Oumaloff paused for effect. Or for applause.

“Smoke,” Fred prompted.

“There is now no remaining trace of Stillton House, not even of the foundation. We know that it stood on the corner of Main and Sea Streets, where Main meets Sea in a perpendicular gesture. Of course. It overlooked the bay.”

“Josephus Stillton,” Fred said. “Wasn’t he the founder of Stillton Academy? So, you found those papers defining the bequest?”

But Oumaloff’s course was set elsewhere. “We know that among the furnishings of the home, Stillton House, the mansion, I suppose we can call it, were three paintings by Bierstadt.
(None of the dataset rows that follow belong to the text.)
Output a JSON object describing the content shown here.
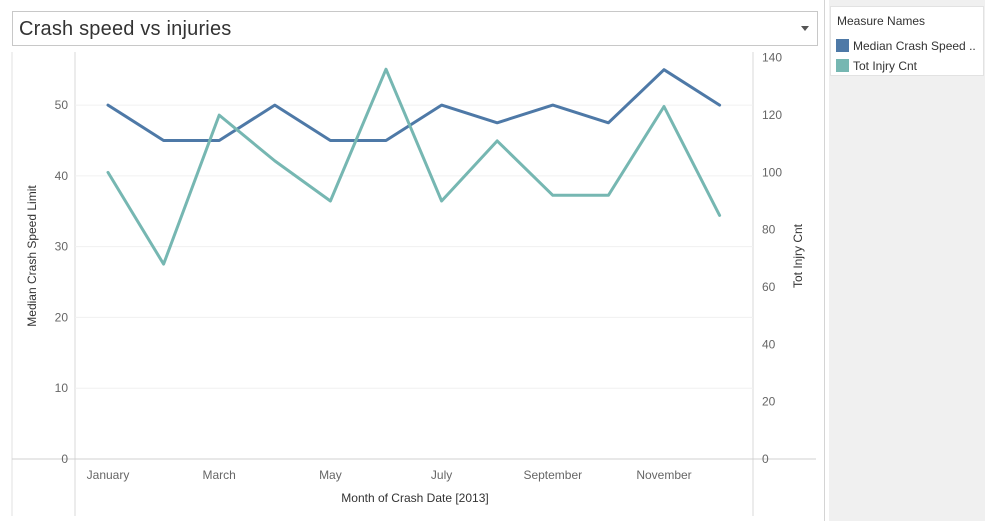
{
  "title": "Crash speed vs injuries",
  "legend": {
    "title": "Measure Names",
    "items": [
      {
        "label": "Median Crash Speed ..",
        "color": "#4e79a7"
      },
      {
        "label": "Tot Injry Cnt",
        "color": "#76b7b2"
      }
    ]
  },
  "chart_data": {
    "type": "line",
    "xlabel": "Month of Crash Date [2013]",
    "ylabel_left": "Median Crash Speed Limit",
    "ylabel_right": "Tot Injry Cnt",
    "categories": [
      "January",
      "February",
      "March",
      "April",
      "May",
      "June",
      "July",
      "August",
      "September",
      "October",
      "November",
      "December"
    ],
    "x_tick_labels": [
      "January",
      "",
      "March",
      "",
      "May",
      "",
      "July",
      "",
      "September",
      "",
      "November",
      ""
    ],
    "y_left_ticks": [
      0,
      10,
      20,
      30,
      40,
      50
    ],
    "y_left_range": [
      0,
      57.5
    ],
    "y_right_ticks": [
      0,
      20,
      40,
      60,
      80,
      100,
      120,
      140
    ],
    "y_right_range": [
      0,
      142
    ],
    "series": [
      {
        "name": "Median Crash Speed Limit",
        "axis": "left",
        "color": "#4e79a7",
        "values": [
          50,
          45,
          45,
          50,
          45,
          45,
          50,
          47.5,
          50,
          47.5,
          55,
          50
        ]
      },
      {
        "name": "Tot Injry Cnt",
        "axis": "right",
        "color": "#76b7b2",
        "values": [
          100,
          68,
          120,
          104,
          90,
          136,
          90,
          111,
          92,
          92,
          123,
          85
        ]
      }
    ],
    "grid": true
  }
}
We still have what must have been their frames. Sadly charred. Sadly charred. In the jumble above Stillton Hall’s studios. I have examined them.

“No. Not I myself. My figure has never been such…But some years ago I prevailed on a student to look through the material up there, and to measure the frames. They were among the flotsam and jetsam.

“And what’s more, we can read in the record—these matters are never of interest to those who pass through, you might as well be insurance adjustors or efficiency experts—Bierstadt paintings that have not been accounted for. They were exhibited at the Academy. It is all in the record. We have their names, their titles.”

“The titles of paintings get changed,” Fred said.

“What was the name of the student you sent up there to measure the empty frames?” The question, unspoken, hovered in the air like a distracted butterfly.

“Exhibited at the academy?” Fred prompted. “Here at Stillton? For the widows and orphans?”

“Not Stillton Academy.” Phil Oumaloff was exasperated. “People know nothing of history. Stillton Academy did not exist until after the death of Josephus Stillton. No. You could not know. By ‘exhibited at the Academy,’ I meant the National Academy of Design in New York City. The foremost venue in its day for the painters of the nineteenth century.”